Mary Verner - Spokane City Councilwoman - "The original business strategy of River Park Square was to create an inescapable web so the city was always ensnared and the developers always had an out in case the original vision of prosperity didn't pan out. And we're there in that web. ... To wait until the eve of trial to raise the specter of bankruptcy is a picture worth a thousand words for me about the developers. ... I personally find this reprehensible and contrary to the developer's professed devotion to Spokane's economic vitality. The developer's attorneys were very effective; they are excellent litigation strategists, and I admire them for that. I've learned a lot from them; I hope I never have to use it. They're shrewd negotiators, and they're willing to pursue a scorched-earth policy to get what their client wants.
"I've agonized over this decision. I take it very seriously, and as my family and friends and co-workers will tell you, the weight of this decision has troubled me greatly. ... So I have canvassed and solicited input from the constituents in my district to see how they want me to vote. Most of my constituents who have contacted me have said, 'Get us out of this mess.'
"I'm very torn because this decision is a moral decision. How do we do what's right in this circumstance? ... It's inevitably painful, no matter what the outcome. I think the city's share of the pain is excessive, but I don't know how to stop the bleeding without bringing this to a close. ... Sometimes the only way to end the battle is to stop fighting. So with great regret, I'm going to support settlement of this case."

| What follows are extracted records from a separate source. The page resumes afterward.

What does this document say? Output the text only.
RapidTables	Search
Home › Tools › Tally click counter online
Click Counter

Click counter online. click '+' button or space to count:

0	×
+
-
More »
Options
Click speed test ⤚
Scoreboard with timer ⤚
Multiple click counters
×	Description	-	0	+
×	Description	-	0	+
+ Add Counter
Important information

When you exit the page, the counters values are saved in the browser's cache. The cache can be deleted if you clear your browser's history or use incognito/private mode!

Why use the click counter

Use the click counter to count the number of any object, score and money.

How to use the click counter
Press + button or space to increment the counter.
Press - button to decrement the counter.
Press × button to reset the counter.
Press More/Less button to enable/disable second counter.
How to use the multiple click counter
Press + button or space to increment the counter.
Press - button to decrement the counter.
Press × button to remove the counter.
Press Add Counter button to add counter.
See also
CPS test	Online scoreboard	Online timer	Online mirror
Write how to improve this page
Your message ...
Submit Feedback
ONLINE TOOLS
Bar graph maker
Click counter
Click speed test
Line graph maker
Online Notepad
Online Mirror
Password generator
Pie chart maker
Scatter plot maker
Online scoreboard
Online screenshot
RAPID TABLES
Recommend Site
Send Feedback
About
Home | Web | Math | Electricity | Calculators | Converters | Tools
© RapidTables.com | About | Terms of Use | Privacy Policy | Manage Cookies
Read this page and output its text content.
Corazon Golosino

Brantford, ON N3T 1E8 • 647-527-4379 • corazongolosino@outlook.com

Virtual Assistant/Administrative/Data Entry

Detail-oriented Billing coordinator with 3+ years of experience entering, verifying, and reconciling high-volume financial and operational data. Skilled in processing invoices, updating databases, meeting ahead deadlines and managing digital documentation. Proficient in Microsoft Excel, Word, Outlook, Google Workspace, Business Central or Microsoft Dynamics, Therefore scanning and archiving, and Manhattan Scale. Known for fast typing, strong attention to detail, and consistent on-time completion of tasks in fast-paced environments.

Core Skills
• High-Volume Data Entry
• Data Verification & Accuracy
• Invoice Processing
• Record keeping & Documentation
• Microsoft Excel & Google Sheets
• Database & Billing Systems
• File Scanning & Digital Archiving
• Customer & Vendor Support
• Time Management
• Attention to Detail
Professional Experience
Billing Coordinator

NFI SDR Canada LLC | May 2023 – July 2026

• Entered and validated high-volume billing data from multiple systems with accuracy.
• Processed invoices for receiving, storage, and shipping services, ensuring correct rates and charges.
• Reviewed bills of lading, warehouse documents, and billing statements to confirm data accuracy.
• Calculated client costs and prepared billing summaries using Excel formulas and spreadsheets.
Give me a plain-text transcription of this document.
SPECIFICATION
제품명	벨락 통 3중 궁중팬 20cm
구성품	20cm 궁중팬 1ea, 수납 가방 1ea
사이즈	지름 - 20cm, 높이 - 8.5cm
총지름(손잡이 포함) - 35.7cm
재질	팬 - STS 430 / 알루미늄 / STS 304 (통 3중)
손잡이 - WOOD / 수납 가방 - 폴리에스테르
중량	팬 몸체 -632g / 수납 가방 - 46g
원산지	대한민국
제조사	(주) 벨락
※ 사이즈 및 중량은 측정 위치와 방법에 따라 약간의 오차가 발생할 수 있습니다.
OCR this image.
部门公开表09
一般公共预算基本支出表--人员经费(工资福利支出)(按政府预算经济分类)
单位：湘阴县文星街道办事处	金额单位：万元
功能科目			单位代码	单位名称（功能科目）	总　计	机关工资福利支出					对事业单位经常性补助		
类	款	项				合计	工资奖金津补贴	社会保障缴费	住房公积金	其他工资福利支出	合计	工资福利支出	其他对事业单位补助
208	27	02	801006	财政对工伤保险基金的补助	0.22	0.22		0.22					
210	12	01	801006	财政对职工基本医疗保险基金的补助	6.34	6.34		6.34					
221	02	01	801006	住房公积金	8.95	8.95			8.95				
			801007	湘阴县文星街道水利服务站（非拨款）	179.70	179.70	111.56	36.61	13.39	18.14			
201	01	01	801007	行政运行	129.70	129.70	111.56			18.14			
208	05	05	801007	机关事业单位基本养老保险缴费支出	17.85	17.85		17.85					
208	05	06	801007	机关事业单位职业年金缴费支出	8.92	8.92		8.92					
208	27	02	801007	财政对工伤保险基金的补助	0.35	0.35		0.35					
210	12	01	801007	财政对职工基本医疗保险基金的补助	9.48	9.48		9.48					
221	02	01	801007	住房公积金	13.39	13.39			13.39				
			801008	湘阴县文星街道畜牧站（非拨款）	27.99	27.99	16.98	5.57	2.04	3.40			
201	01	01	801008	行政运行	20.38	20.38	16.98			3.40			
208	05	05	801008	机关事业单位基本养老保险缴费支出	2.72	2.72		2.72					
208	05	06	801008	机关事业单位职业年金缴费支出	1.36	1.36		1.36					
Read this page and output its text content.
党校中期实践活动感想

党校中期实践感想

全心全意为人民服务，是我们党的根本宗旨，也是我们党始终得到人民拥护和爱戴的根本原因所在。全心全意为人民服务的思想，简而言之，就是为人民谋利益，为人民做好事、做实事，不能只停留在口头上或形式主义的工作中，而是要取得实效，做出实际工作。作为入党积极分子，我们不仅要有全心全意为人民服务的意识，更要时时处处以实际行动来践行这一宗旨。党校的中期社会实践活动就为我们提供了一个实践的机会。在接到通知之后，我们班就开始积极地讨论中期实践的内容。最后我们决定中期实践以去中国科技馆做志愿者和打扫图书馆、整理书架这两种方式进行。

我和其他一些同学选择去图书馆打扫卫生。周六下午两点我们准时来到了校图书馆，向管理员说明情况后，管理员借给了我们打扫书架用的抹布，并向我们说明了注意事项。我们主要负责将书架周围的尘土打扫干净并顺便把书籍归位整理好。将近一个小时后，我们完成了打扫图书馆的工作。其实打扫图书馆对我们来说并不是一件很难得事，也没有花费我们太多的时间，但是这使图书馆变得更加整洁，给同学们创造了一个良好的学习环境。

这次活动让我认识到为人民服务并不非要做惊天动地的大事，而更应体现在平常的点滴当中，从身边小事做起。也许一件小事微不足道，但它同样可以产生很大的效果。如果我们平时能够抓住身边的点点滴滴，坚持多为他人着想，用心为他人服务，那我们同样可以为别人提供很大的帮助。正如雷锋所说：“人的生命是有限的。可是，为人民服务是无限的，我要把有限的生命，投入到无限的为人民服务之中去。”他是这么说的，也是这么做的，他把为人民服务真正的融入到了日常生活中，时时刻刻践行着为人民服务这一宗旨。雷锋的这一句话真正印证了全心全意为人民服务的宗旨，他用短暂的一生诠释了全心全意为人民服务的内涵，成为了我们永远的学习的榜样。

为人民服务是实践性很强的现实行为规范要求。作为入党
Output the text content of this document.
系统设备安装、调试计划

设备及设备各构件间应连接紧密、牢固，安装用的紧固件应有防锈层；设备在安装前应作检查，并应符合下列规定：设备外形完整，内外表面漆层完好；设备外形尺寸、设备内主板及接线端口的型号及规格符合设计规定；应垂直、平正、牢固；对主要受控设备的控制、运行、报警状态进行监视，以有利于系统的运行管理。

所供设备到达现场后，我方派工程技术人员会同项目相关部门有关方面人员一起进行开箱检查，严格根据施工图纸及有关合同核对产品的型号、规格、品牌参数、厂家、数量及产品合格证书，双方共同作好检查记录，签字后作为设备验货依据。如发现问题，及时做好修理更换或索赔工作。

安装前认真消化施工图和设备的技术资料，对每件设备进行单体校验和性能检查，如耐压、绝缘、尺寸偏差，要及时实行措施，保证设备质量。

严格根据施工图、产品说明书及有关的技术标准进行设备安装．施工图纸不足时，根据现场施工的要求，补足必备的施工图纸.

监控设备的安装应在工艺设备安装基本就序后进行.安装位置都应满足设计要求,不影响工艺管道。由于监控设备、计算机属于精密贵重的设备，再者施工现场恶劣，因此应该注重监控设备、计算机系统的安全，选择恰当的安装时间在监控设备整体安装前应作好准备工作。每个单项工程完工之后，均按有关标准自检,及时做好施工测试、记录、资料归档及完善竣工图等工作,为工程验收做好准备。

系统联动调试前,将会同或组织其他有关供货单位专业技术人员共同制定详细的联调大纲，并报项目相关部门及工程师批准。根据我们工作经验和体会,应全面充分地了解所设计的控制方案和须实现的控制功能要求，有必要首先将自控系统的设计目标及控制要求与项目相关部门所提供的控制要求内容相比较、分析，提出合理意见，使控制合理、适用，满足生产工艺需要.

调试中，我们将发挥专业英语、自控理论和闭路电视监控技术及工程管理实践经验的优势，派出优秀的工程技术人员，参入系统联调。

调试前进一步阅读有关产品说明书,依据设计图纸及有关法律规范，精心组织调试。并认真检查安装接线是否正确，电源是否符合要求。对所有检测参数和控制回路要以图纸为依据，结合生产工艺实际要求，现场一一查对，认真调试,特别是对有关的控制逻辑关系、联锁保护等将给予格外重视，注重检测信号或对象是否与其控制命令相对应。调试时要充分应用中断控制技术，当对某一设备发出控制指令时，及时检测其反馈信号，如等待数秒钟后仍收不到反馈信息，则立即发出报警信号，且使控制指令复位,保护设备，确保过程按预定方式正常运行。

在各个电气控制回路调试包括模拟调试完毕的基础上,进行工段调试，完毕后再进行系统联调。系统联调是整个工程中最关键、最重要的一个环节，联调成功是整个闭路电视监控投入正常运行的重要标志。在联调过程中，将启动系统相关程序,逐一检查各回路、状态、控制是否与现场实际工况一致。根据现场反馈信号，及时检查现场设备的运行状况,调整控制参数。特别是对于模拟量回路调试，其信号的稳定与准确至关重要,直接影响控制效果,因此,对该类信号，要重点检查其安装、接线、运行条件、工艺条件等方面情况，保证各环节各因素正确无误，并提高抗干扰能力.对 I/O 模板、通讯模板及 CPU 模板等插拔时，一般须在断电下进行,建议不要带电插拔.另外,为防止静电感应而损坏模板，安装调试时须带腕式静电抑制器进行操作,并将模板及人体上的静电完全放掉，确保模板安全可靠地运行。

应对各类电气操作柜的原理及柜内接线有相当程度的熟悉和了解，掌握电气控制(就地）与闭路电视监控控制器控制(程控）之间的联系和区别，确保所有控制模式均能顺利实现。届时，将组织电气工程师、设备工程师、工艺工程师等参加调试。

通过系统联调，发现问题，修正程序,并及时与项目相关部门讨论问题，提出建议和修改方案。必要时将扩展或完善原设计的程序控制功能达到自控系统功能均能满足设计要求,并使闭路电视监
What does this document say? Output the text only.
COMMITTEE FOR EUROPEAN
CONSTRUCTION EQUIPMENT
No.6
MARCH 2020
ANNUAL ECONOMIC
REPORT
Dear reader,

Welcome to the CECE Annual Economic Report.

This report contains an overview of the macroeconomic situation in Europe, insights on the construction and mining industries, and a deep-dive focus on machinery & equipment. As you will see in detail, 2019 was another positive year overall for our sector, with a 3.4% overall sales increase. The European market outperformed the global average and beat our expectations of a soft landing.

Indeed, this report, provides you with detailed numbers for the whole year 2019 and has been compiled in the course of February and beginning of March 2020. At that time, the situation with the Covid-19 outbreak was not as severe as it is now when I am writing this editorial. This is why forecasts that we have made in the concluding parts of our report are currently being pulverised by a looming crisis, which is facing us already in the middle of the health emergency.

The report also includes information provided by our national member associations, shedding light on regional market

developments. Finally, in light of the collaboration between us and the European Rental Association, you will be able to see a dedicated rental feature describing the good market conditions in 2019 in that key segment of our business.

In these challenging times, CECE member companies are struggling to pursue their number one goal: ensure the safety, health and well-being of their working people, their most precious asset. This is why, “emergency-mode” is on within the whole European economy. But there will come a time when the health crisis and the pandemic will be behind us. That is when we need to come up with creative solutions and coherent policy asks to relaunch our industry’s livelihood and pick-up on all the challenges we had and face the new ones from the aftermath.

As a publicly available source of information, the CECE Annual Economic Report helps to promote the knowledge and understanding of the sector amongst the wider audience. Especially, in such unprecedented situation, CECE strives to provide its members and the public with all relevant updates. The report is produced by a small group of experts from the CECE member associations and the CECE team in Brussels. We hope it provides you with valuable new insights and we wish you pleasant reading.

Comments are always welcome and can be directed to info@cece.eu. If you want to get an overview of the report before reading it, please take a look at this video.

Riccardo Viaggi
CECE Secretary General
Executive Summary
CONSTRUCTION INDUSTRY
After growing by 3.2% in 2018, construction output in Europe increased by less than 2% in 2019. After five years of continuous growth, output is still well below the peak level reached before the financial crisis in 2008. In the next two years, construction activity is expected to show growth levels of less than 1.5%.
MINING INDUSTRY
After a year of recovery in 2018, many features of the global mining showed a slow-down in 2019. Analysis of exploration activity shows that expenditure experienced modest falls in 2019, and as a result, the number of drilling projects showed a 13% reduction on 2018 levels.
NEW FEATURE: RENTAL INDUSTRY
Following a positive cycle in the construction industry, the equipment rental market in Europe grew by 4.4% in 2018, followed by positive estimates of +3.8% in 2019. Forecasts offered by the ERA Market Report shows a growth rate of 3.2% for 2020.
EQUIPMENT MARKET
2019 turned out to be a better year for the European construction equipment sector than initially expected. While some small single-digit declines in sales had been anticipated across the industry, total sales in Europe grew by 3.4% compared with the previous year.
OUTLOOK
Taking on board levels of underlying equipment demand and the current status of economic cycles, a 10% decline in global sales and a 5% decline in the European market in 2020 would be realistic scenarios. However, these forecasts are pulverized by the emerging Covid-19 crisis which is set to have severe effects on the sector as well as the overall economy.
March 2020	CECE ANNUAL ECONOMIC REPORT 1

Al French - Spokane City Councilman - "It's been an all-consuming process to get through this. ... It has dominated much of our time in terms of trying to find a solution that is fair and equitable. ... And quite frankly, I think I've failed you because, in my opinion, this is not a fair deal, it is not an equitable deal, but it's probably the best deal we're going to get.
"We got outlawyered in this deal. We did not have, as a city, the expertise to be able to be good negotiators ... we did not have good consultants.
"I'm going to support this deal but with a great deal of reluctance. I feel like I've got a gun to my head, and the choices are do this or get shot -- shot in court, shot in the bankruptcy courts."
Dennis Hession - Spokane City Council President - "I'm so impressed with the attitude, the diligence and the passion of my fellow council members about this issue.... And I'm thankful for all of my council members' opinions.... even for those who don't [support this settlement], because their passions are no less than ours about how they feel about how this matter ought to be resolved.
"Unfortunately, we find ourselves in circumstances over which we have little control.... And so we're put in a position where we have to make decisions to manage our risk, and I hear that from all of the council members, particularly those who are supporting it -- that this is the time when we have to look at this thing not as to whether we like it ... but more in terms of what is the most responsible thing we can do ... This is the right resolution of a bad deal."